I am computing the rate of convergence of my finite difference scheme in norm $L_2$. Which is the correct way to compute it? This:
\begin{align} L_2 &= \frac{1}{N}\sqrt{\sum_{j=1}^N(u^{numerical}_j-u^{exact}_j)^2} \;\;\;\;\;\;\;\;\;\;\;\; (1)\\ \end{align}
or this:
\begin{align} L_2 &= \sqrt{\frac{1}{N}\sum_{j=1}^N(u^{numerical}_j-u^{exact}_j)^2} \;\;\;\;\;\;\;\;\;\;\;\; (2)\\ \end{align}
where $u^{numerical}$ is the computed along-x velocity at velocity point $j$, with $j=1..N$, and $u^{exact}$ is the analytical solution.
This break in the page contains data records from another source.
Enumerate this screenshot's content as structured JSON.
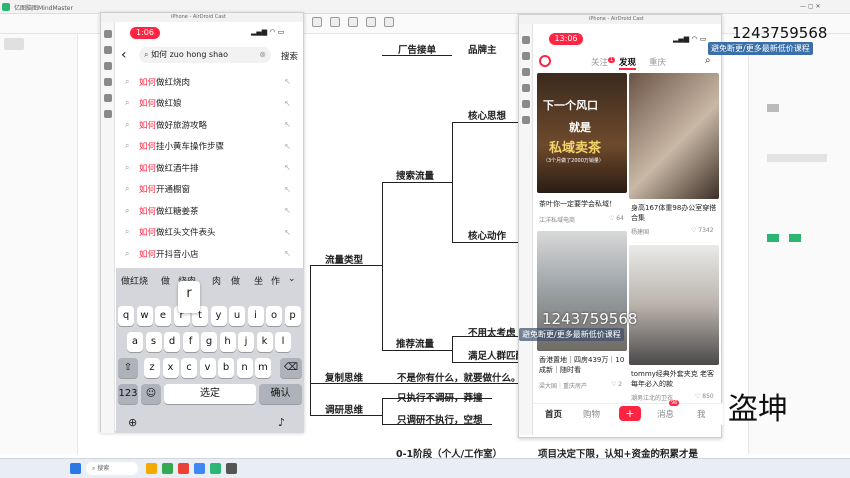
{
  "os": {
    "app_title": "亿图脑图MindMaster",
    "taskbar_search": "搜索"
  },
  "phone1": {
    "window_title": "iPhone - AirDroid Cast",
    "time": "1:06",
    "search_value": "如何 zuo hong shao",
    "search_button": "搜索",
    "suggestions": [
      {
        "hl": "如何",
        "rest": "做红烧肉"
      },
      {
        "hl": "如何",
        "rest": "做红娘"
      },
      {
        "hl": "如何",
        "rest": "做好旅游攻略"
      },
      {
        "hl": "如何",
        "rest": "挂小黄车操作步骤"
      },
      {
        "hl": "如何",
        "rest": "做红酒牛排"
      },
      {
        "hl": "如何",
        "rest": "开通橱窗"
      },
      {
        "hl": "如何",
        "rest": "做红糖姜茶"
      },
      {
        "hl": "如何",
        "rest": "做红头文件表头"
      },
      {
        "hl": "如何",
        "rest": "开抖音小店"
      },
      {
        "hl": "如何",
        "rest": "..."
      }
    ],
    "candidates": [
      "做红烧",
      "做",
      "烧肉",
      "肉",
      "做",
      "坐",
      "作"
    ],
    "keyboard_row1": [
      "q",
      "w",
      "e",
      "r",
      "t",
      "y",
      "u",
      "i",
      "o",
      "p"
    ],
    "keyboard_row2": [
      "a",
      "s",
      "d",
      "f",
      "g",
      "h",
      "j",
      "k",
      "l"
    ],
    "keyboard_row3": [
      "z",
      "x",
      "c",
      "v",
      "b",
      "n",
      "m"
    ],
    "key_123": "123",
    "key_select": "选定",
    "key_confirm": "确认",
    "key_popup": "r"
  },
  "mindmap": {
    "nodes": {
      "ad": "厂告接单",
      "brand": "品牌主",
      "core_thought": "核心思想",
      "search_flow": "搜索流量",
      "core_action": "核心动作",
      "flow_type": "流量类型",
      "no_think": "不用太考虑",
      "rec_flow": "推荐流量",
      "satisfy": "满足人群匹配",
      "copy_think": "复制思维",
      "not_have": "不是你有什么，就要做什么。",
      "research_think": "调研思维",
      "only_exec": "只执行不调研，莽撞",
      "only_research": "只调研不执行，空想",
      "stage": "0-1阶段（个人/工作室）",
      "project": "项目决定下限，认知+资金的积累才是"
    }
  },
  "phone2": {
    "window_title": "iPhone - AirDroid Cast",
    "time": "13:06",
    "tabs": {
      "follow": "关注",
      "follow_badge": "1",
      "discover": "发现",
      "local": "重庆"
    },
    "cards": [
      {
        "img_text1": "下一个风口",
        "img_text2": "就是",
        "img_text3": "私域卖茶",
        "img_text4": "（3个月做了2000万销量）",
        "caption": "茶叶你一定要学会私域！",
        "author": "江洋私域电商",
        "likes": "64"
      },
      {
        "caption": "身高167体重98办公室穿搭合集",
        "author": "杨建国",
        "likes": "7342"
      },
      {
        "caption": "香港置地｜四房439万｜10成新｜随时看",
        "author": "梁大国｜重庆房产",
        "likes": "2"
      },
      {
        "caption": "tommy经典外套夹克 老客每年必入的款",
        "author": "潮男江北的卫衣",
        "likes": "850"
      }
    ],
    "bottom_nav": {
      "home": "首页",
      "shop": "购物",
      "plus": "+",
      "msg": "消息",
      "msg_badge": "96",
      "me": "我"
    }
  },
  "overlays": {
    "number": "1243759568",
    "sub": "避免断更/更多最新低价课程",
    "big_text": "盗坤"
  },
  "colors": {
    "accent": "#ff2442"
  }
}
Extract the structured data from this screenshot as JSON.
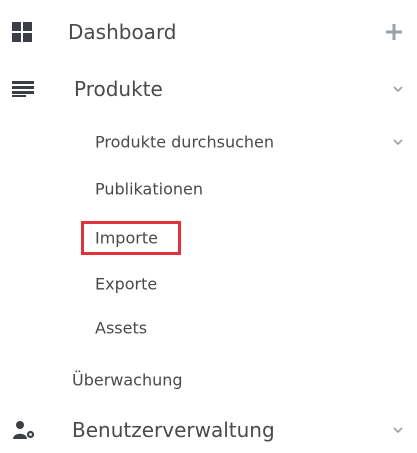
{
  "menu": {
    "dashboard": {
      "label": "Dashboard",
      "icon": "dashboard-grid-icon",
      "action_icon": "plus-icon"
    },
    "produkte": {
      "label": "Produkte",
      "icon": "list-icon",
      "expand_icon": "chevron-down-icon",
      "children": [
        {
          "label": "Produkte durchsuchen",
          "expand_icon": "chevron-down-icon"
        },
        {
          "label": "Publikationen"
        },
        {
          "label": "Importe",
          "highlighted": true
        },
        {
          "label": "Exporte"
        },
        {
          "label": "Assets"
        }
      ]
    },
    "ueberwachung": {
      "label": "Überwachung"
    },
    "benutzerverwaltung": {
      "label": "Benutzerverwaltung",
      "icon": "users-cog-icon",
      "expand_icon": "chevron-down-icon"
    }
  },
  "colors": {
    "text": "#4a4a4a",
    "icon": "#3b3f45",
    "muted_icon": "#9aa0a6",
    "highlight_border": "#e1333b"
  }
}
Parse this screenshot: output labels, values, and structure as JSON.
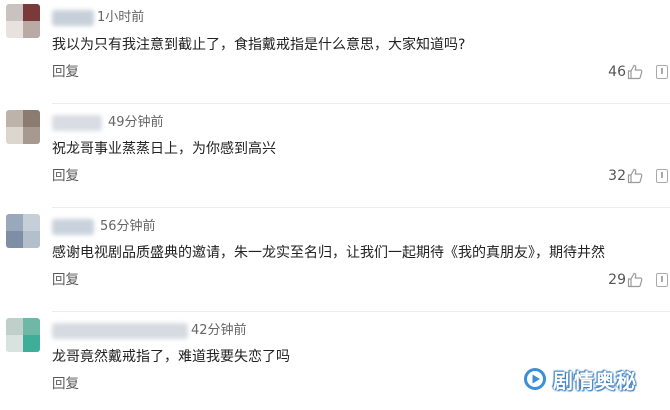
{
  "comments": [
    {
      "time": "1小时前",
      "text": "我以为只有我注意到截止了，食指戴戒指是什么意思，大家知道吗?",
      "reply_label": "回复",
      "likes": "46",
      "avatar_colors": [
        "#c9c2c0",
        "#7a3a3a",
        "#e8e2de",
        "#b9aaa5"
      ],
      "name_blur_color": "#c7d0da"
    },
    {
      "time": "49分钟前",
      "text": "祝龙哥事业蒸蒸日上，为你感到高兴",
      "reply_label": "回复",
      "likes": "32",
      "avatar_colors": [
        "#bdb3aa",
        "#8b7b70",
        "#ddd6cf",
        "#a89990"
      ],
      "name_blur_color": "#d9dde3"
    },
    {
      "time": "56分钟前",
      "text": "感谢电视剧品质盛典的邀请，朱一龙实至名归，让我们一起期待《我的真朋友》，期待井然",
      "reply_label": "回复",
      "likes": "29",
      "avatar_colors": [
        "#9aa8bb",
        "#c6ced8",
        "#7e8ea5",
        "#b4bfcc"
      ],
      "name_blur_color": "#c9d2dc"
    },
    {
      "time": "42分钟前",
      "text": "龙哥竟然戴戒指了，难道我要失恋了吗",
      "reply_label": "回复",
      "likes": "",
      "avatar_colors": [
        "#bfcfc9",
        "#6fb7a6",
        "#d8e3df",
        "#3fae98"
      ],
      "name_blur_color": "#d5dbe1"
    }
  ],
  "watermark": {
    "text": "剧情奥秘",
    "logo_color": "#3a8fd6"
  },
  "icons": {
    "like": "thumbs-up-icon",
    "report": "report-icon"
  }
}
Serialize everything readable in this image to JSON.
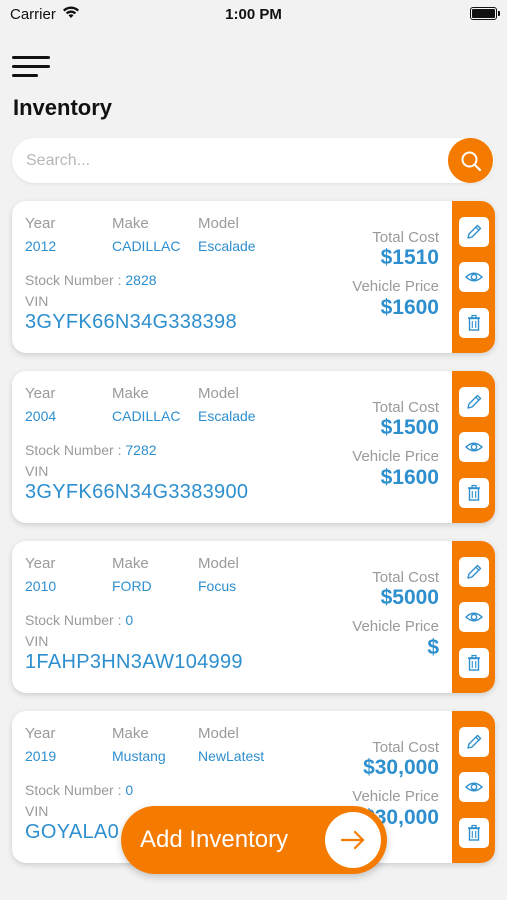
{
  "status_bar": {
    "carrier": "Carrier",
    "time": "1:00 PM"
  },
  "header": {
    "title": "Inventory"
  },
  "search": {
    "placeholder": "Search..."
  },
  "labels": {
    "year": "Year",
    "make": "Make",
    "model": "Model",
    "stock_number": "Stock Number : ",
    "vin": "VIN",
    "total_cost": "Total Cost",
    "vehicle_price": "Vehicle Price"
  },
  "inventory": [
    {
      "year": "2012",
      "make": "CADILLAC",
      "model": "Escalade",
      "stock_number": "2828",
      "vin": "3GYFK66N34G338398",
      "total_cost": "$1510",
      "vehicle_price": "$1600"
    },
    {
      "year": "2004",
      "make": "CADILLAC",
      "model": "Escalade",
      "stock_number": "7282",
      "vin": "3GYFK66N34G3383900",
      "total_cost": "$1500",
      "vehicle_price": "$1600"
    },
    {
      "year": "2010",
      "make": "FORD",
      "model": "Focus",
      "stock_number": "0",
      "vin": "1FAHP3HN3AW104999",
      "total_cost": "$5000",
      "vehicle_price": "$"
    },
    {
      "year": "2019",
      "make": "Mustang",
      "model": "NewLatest",
      "stock_number": "0",
      "vin": "GOYALA0",
      "total_cost": "$30,000",
      "vehicle_price": "$30,000"
    }
  ],
  "fab": {
    "label": "Add Inventory"
  },
  "colors": {
    "accent": "#f47b00",
    "value_blue": "#2e8fcf",
    "label_gray": "#9a9a9a",
    "background": "#f2f2f2"
  },
  "icons": {
    "menu": "hamburger-icon",
    "search": "search-icon",
    "edit": "pencil-icon",
    "view": "eye-icon",
    "delete": "trash-icon",
    "add": "arrow-right-icon"
  }
}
In some publications I saw the second option, but that clashes against the fact that norm $L_2$ should be always smaller than norm $L_1$ (see https://math.stackexchange.com/questions/245052/showing-that-l2-norm-is-smaller-than-l1 ). However here norms are "scaled" so I guess that inequality should hold only for the unscaled version. Note that if one uses (1) the inequality still holds. In Leveque's book a pag 140 the error is defined as:
\begin{align} L_2 &= \sqrt{\Delta{x} \sum_{j=1}^N(u^{numerical}_j-u^{exact}_j)^2} \;\;\;\;\;\;\;\;\;\;\;\; (3)\\ \end{align}
Although this would be strictly true for a finite volume method, if we extend it to a finite difference method and to two dimension, by division by the total active area of the domain one gets equation (2). This question is related to question Why a finite difference scheme would give second order of accuracy in norm L2 but 1.5 with L1 (while 1 with Linf)? , since I see that the order of accuracy is larger than the thoretical value of 2 if I use equation (1), while it is smaller if I use equation (2). Which one is the best formulation?